What is Anekantavada?
Anekantavada is the idea that truth has multiple viewpoints, and that there is no one absolute truth. One of the best explanations of Anekantavada is the parable of the blind men and the elephant:
“A group of blind men heard that a strange animal, called an elephant, had been brought to the town, but none of them were aware of its shape and form. Out of curiosity, they said: “We must inspect and know it by touch, of which we are capable”. So, they sought it out, and when they found it they groped about it. In the case of the first person, whose hand landed on the trunk, said “This being is like a drain pipe”. For another one whose hand reached its ear, it seemed like a kind of fan. As for another person, whose hand was upon its leg, said, “I perceive the shape of the elephant to be like a pillar”. And in the case of the one who placed his hand upon its back said, “Indeed, this elephant is like a throne”. Now, each of these presented a true aspect when he related what he had gained from experiencing the elephant. None of them had strayed from the true description of the elephant. Yet they fell short of fathoming the true appearance of the elephant.”
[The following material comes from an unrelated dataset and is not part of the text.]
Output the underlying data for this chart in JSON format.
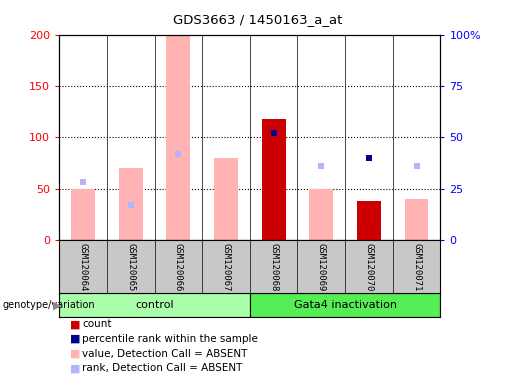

3 Things I like about Anekantavada
We begin our exploration of questioning Jainism with Anekantavada. It is best to start comparative religion at a point of common interest, rather than attempt to pick apart differences.
#1 – Accepts the Limitations of Human Thought
According to Jain Philosophy, human thought is partial, and to hold a particular viewpoint as final is holding a limited picture of reality. The recognition that humans are finite creatures with a finite thought process along with the belief that one can, in fact, achieve a level of complete knowledge is the driving force behind Jain thought and philosophy.
#2 – Warns against Relativism
Anekantavada is often mistaken for the kind of relativism found in agnosticism. This is untrue. Relativism essentially states that all viewpoints are equally valid relative to time and culture. Anekantavada, on the other hand, states that viewpoints are valid based upon logic and evidence. This provides more of a rational framework to examine truth claims then simply stating that 1) there are multiple viewpoint of truth and that 2) all truth claims are equally valid.
#3 – Warns against Absolute Doctrine
This is where the confusion lies: just because Jain philosophy preaches against absolute doctrine, does not mean that it accepts all truth claims to be of equal validity. Because Jain thought is based in logic and evidence, it does recognize that contradictory viewpoints can not be reconciled.
Perhaps a better way to explain this is through the concept of ahimsa (non-violence). There is physical non-violence which suggests one should not kill under any circumstance. But there is also intellectual ahimsa, which suggests that when one engages in a “battle of ideas” the logical conclusion leads to physical violence. It is a movement away from a militant form of “either with us, or against us” thought process. Mahavira, the last jain Thirkanthara said, “Comprehend one philosophical view through the comprehensive study of another one.”
Criticisms of Anekantavada
My personal criticisms of Anekantavada are based more on how it’s practiced by Western Jains, rather than the actual philosophical purpose behind the principle. Anekantavada has been watered down and redefined as a tenet where we view a particular moment in life from the perspective of someone else. One such example can be found in this article.
Although such interpretations promote compassion and sound nice, they don’t really do justice to the millennia of philosophical thought surrounding the principle. When we water down such a powerful principle as Anekantavada for the masses, it essentially loses it’s meaning. It is because of this watering down of the principle that it has often been confused with relativism.
Anekantavada is not truly a religious doctrine, but instead an avenue for which one can explore ontological and epistemological questions. It is one of the most important teachings of Indian rhetoric.
For a Jain to truly implement this principle into their lives, they must:
1) explore their own faith
2) explore the faiths of others
3) use logic and evidence to decipher each perspective.